With the Yankees trailing the Red Sox by 6.5 games to start September, Guidry was lights out the rest of the way. Of his 6 starts that month, he won 5 of them, with 5 complete games and 3 shutouts. 2 of the 3 shutouts came in back-to-back starts against the Red Sox near the middle of the month. And for good measure, he started the one-game playoff against the Red Sox on October 2nd, pitching on 3 days rest and picking up the win. Talk about pitching in the clutch. Guidry was money that month and nearly single-handedly erased the 6.5 game deficit the team had faced.
Guidry would come out of the 1978 season with a large thumbprint on the Yankees record book. He would end up with the highest single-season winning percentage, lowest ERA for a left-handed pitcher, most shutouts for a season, most strikeouts in a game and for a season.
Not to stop there, but he then went out and pitched 8.0 innings of 1-run baseball against Kansas City in the ALCS and then threw a complete game against the Dodgers in the World Series. That made back-to-back World Series with complete games against the Dodgers for the lefty.
These are all great numbers, but what is most impressive to me and seemingly overlooked is the total domination from Guidry in consecutive years during the month of September. Put 1977 and 1978 together and he pitched 99.3 innings and went 10-2, giving up just 11 earned runs. That’s a 0.99 ERA. 9 out of his 12 starts were complete games. 5 were shutouts.
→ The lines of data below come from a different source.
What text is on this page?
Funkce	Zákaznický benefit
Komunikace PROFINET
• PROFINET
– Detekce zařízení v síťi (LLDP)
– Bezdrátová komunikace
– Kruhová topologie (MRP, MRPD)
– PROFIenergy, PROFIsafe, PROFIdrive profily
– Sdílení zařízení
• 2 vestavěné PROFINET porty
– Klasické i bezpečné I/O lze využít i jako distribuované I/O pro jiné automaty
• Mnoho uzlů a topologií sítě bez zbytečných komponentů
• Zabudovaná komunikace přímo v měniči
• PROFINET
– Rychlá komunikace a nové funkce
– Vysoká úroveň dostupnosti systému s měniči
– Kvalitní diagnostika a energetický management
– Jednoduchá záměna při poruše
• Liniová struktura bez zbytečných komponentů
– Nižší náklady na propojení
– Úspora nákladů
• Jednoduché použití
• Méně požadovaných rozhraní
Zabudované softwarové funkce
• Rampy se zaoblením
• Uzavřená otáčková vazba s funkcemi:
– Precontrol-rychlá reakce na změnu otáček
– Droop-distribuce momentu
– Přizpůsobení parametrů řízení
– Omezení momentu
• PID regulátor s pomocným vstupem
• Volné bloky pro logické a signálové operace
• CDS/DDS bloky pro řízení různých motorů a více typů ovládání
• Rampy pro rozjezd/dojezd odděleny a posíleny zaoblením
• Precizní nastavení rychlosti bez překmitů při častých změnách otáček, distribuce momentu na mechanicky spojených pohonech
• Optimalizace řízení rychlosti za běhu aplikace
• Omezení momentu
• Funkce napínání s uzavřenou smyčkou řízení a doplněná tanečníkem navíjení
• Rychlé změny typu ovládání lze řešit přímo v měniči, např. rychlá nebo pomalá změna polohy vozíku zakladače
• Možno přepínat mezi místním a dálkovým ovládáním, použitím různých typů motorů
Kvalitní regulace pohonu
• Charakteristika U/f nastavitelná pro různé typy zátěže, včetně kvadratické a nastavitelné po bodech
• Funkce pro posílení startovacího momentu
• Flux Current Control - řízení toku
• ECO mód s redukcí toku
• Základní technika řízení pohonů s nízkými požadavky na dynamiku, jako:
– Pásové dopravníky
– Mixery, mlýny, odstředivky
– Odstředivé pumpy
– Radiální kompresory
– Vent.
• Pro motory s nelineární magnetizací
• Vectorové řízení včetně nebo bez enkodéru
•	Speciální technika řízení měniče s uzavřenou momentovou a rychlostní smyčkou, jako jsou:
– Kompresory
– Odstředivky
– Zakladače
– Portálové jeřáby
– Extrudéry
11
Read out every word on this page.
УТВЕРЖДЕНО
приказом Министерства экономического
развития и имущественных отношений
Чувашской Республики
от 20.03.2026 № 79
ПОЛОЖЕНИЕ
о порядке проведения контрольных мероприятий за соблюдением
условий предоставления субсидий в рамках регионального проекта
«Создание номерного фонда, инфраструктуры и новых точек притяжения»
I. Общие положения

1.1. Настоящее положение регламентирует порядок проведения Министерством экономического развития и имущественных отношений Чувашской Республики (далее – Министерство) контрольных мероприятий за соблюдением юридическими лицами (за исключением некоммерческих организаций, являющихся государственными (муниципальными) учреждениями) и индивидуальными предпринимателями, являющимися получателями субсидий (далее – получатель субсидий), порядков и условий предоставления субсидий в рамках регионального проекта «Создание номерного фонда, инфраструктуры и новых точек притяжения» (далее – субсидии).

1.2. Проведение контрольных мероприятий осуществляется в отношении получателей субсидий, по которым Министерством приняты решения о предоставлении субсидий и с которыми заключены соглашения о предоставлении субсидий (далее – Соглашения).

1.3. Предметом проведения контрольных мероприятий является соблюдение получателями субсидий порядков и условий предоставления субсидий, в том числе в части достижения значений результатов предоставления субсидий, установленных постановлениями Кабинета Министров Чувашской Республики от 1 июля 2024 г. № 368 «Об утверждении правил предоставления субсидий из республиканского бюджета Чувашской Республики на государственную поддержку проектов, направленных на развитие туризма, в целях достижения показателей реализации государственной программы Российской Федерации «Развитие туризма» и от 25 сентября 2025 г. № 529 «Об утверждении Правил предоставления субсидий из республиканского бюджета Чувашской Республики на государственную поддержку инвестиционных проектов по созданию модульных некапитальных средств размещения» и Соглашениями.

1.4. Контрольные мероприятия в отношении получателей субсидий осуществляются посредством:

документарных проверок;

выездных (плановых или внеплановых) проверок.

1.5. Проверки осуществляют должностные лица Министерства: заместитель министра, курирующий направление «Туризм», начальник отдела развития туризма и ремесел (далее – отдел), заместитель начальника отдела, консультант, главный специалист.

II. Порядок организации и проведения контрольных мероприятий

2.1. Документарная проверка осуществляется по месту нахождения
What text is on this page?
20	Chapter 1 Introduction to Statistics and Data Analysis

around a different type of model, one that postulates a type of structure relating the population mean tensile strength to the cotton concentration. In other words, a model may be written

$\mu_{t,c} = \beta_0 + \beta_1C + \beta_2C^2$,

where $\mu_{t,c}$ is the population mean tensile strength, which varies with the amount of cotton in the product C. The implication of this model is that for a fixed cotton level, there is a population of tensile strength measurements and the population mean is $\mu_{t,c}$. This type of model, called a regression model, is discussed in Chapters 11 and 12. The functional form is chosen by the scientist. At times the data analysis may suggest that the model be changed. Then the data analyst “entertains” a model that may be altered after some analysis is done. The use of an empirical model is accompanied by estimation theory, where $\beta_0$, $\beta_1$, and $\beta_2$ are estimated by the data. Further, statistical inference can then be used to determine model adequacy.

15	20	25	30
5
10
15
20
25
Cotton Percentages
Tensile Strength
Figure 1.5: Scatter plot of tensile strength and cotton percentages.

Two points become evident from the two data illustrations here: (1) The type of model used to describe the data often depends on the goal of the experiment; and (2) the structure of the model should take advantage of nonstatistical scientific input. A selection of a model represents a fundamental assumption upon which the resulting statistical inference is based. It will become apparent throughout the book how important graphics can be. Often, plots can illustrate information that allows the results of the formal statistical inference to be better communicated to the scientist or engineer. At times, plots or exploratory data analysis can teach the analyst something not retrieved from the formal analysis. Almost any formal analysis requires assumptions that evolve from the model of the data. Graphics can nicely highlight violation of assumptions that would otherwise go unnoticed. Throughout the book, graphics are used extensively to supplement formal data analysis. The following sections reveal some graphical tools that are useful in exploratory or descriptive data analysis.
In 1978, Guidry had already pitched 230 innings coming into September and was so dominant that he lowered his ERA from 1.88 to 1.72 by the end of the month. You have to be lights out for that to happen.
Jim Rice of the Red Sox won the AL MVP in 1978 and deservedly so. Rice led the league in hits, home runs, RBIs, total bases, and OPS+. Rice’s 406 total bases were the most since Joe DiMaggio in 1937. Typically, in that era, the only time a pitcher won the MVP was in a season with no real standout offensive performers. That was certainly not the case here, Guidry’s numbers notwithstanding. Guidry (9.1) did have the advantage over Rice (7.5) in WAR and i’m sure that writers had to take into account the Red Sox late season plummet to make it a very interesting vote.
Guidry’s 1978 performance was one of the top seasons by any pitcher in New York Yankees history. To top it off with a second World Series title in a row was simply fabulous. Add in the dramatics of a season of overcoming clubhouse in-fighting, one of the most amazing mid-season turnarounds for a team in baseball history, and winning a Game 163 tie-breaker and it was certainly a season for the ages. Guidry has the Cy Young Award to prove it.